¿Nos hacemos un chequeo?

Una enfermedad detectada a tiempo es mucho más fácil de combatir. Y esta máxima puede aplicarse tanto a los grandes problemas médicos, incluso cáncer, como a los simples. Es por este motivo que acudir a una revisión no debe ser cuestión sólo de momentos de malestar evidente.

Las revisiones médicas han de convertirse en una práctica periódica. Así, hacerse un chequeo es conveniente, por ejemplo, para comprobar la salud del corazón. Y es que los accidentes cardiovasculares (como los infartos de miocardio) son responsables de un tercio de los fallecimientos que se producen en España. Los factores de riesgo son bien conocidos: colesterol, tabaquismo, hipertensión arterial, diabetes mellitus, edad y antecedentes personales. Algunos de ellos, por tanto, pueden irse controlando a través de revisiones periódicas.

Aunque más allá de los chequeos generales, hay algunas disciplinas que requieren de controles específicos. Cuidarse la vista, los dientes o el oído facilita la vida diaria.
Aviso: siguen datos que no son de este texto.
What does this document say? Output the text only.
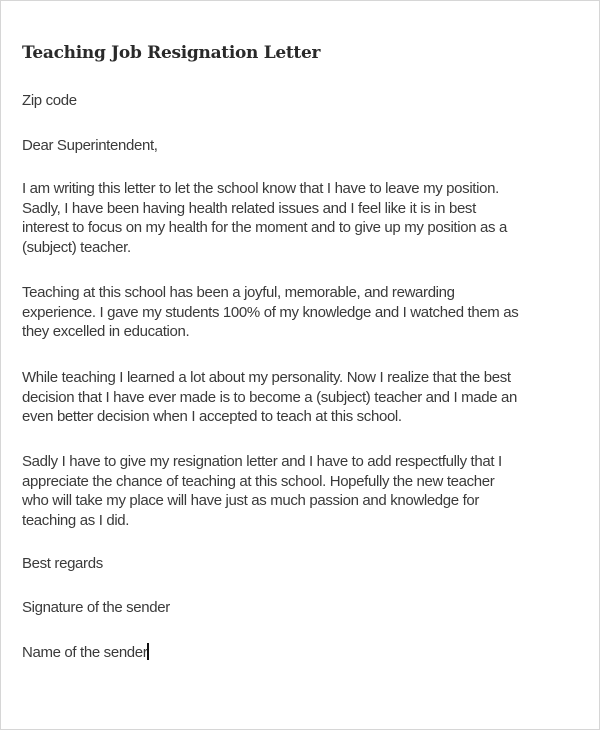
Teaching Job Resignation Letter
Zip code
Dear Superintendent,
I am writing this letter to let the school know that I have to leave my position.
Sadly, I have been having health related issues and I feel like it is in best
interest to focus on my health for the moment and to give up my position as a
(subject) teacher.
Teaching at this school has been a joyful, memorable, and rewarding
experience. I gave my students 100% of my knowledge and I watched them as
they excelled in education.
While teaching I learned a lot about my personality. Now I realize that the best
decision that I have ever made is to become a (subject) teacher and I made an
even better decision when I accepted to teach at this school.
Sadly I have to give my resignation letter and I have to add respectfully that I
appreciate the chance of teaching at this school. Hopefully the new teacher
who will take my place will have just as much passion and knowledge for
teaching as I did.
Best regards
Signature of the sender
Name of the sender
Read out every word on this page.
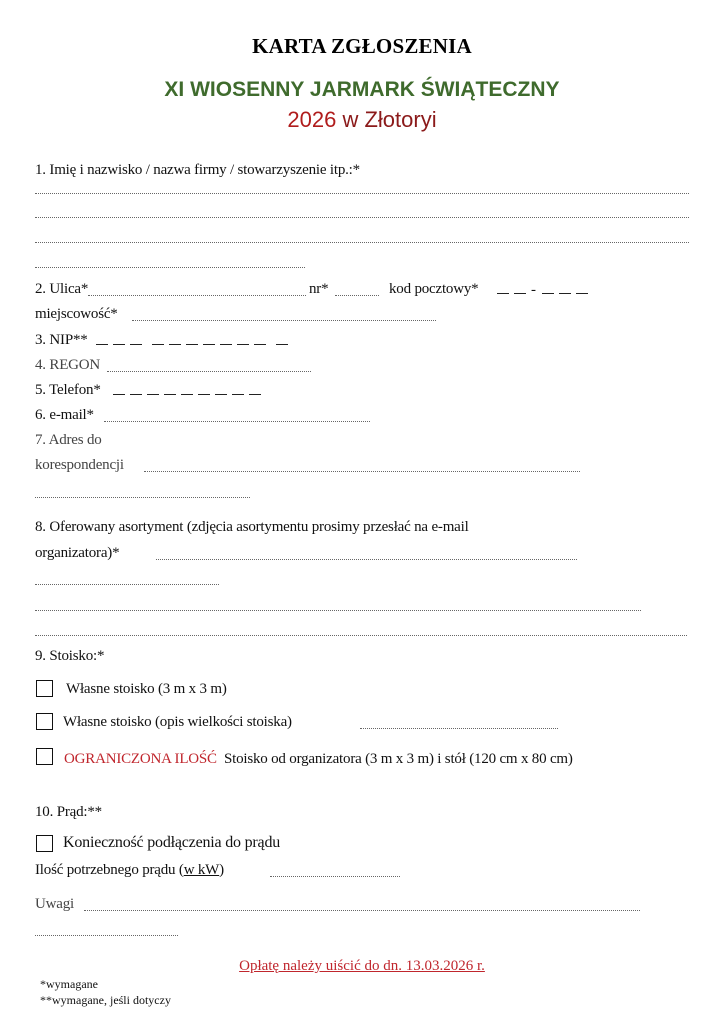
KARTA ZGŁOSZENIA
XI WIOSENNY JARMARK ŚWIĄTECZNY
2026 w Złotoryi
1. Imię i nazwisko / nazwa firmy / stowarzyszenie itp.:*
2. Ulica*	nr*	kod pocztowy*	-
miejscowość*
3. NIP**
4. REGON
5. Telefon*
6. e-mail*
7. Adres do
korespondencji
8. Oferowany asortyment (zdjęcia asortymentu prosimy przesłać na e-mail
organizatora)*
9. Stoisko:*
Własne stoisko (3 m x 3 m)
Własne stoisko (opis wielkości stoiska)
OGRANICZONA ILOŚĆ Stoisko od organizatora (3 m x 3 m) i stół (120 cm x 80 cm)
10. Prąd:**
Konieczność podłączenia do prądu
Ilość potrzebnego prądu (w kW)
Uwagi
Opłatę należy uiścić do dn. 13.03.2026 r.
*wymagane
**wymagane, jeśli dotyczy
Llevar gafas no es raro, e ir a la óptica tampoco, pero es recomendable hacer una revisión oftalmológica antes de que haya problemas, cuando se es niño, para descartar alteraciones y confirmar que el desarrollo es adecuado. Al llegar a los 50 se han de realizar chequeos anuales, puesto que a partir de esta edad es frecuente el glaucoma y enfermedades como la Degeneración Macular Asociada a la Edad (DMAE).

Tampoco se hace del todo extraño lo de hacerle una visita al dentista, y aún así todavía hoy el 96 por ciento de los españoles sufre algún tipo de enfermedad periodontal. Para remediarlo es bueno ir una o dos veces al año al especialista. A la vez, se convierte en fundamental la educación, y es positivo que los padres habitúen a los hijos a lavarse los dientes a diario y que los lleven al dentista aunque no tengan nada, para que no lo asocien con el dolor.

Los más olvidados, los oídos

Y los oídos, ¿por qué habrían de ser menos? Más de la mitad de la población española no se ha sometido nunca a una revisión auditiva, cuando este sentido hace posible el habla, ni más ni menos. Si se tiene dificultad para seguir una conversación se ha de acudir al otorrinolaringólogo.

La realidad es que tener una caries o miopía está mucho más aceptado socialmente que padecer una deficiencia auditiva. Sin embargo, los oídos también existen, y cuando se observan complicaciones para hablar por teléfono, cuando se da una necesidad de subir el volumen de la radio o la televisión, no se entiende a los niños o se confunden unas palabras con otras, es conveniente hacerse una revisión auditiva.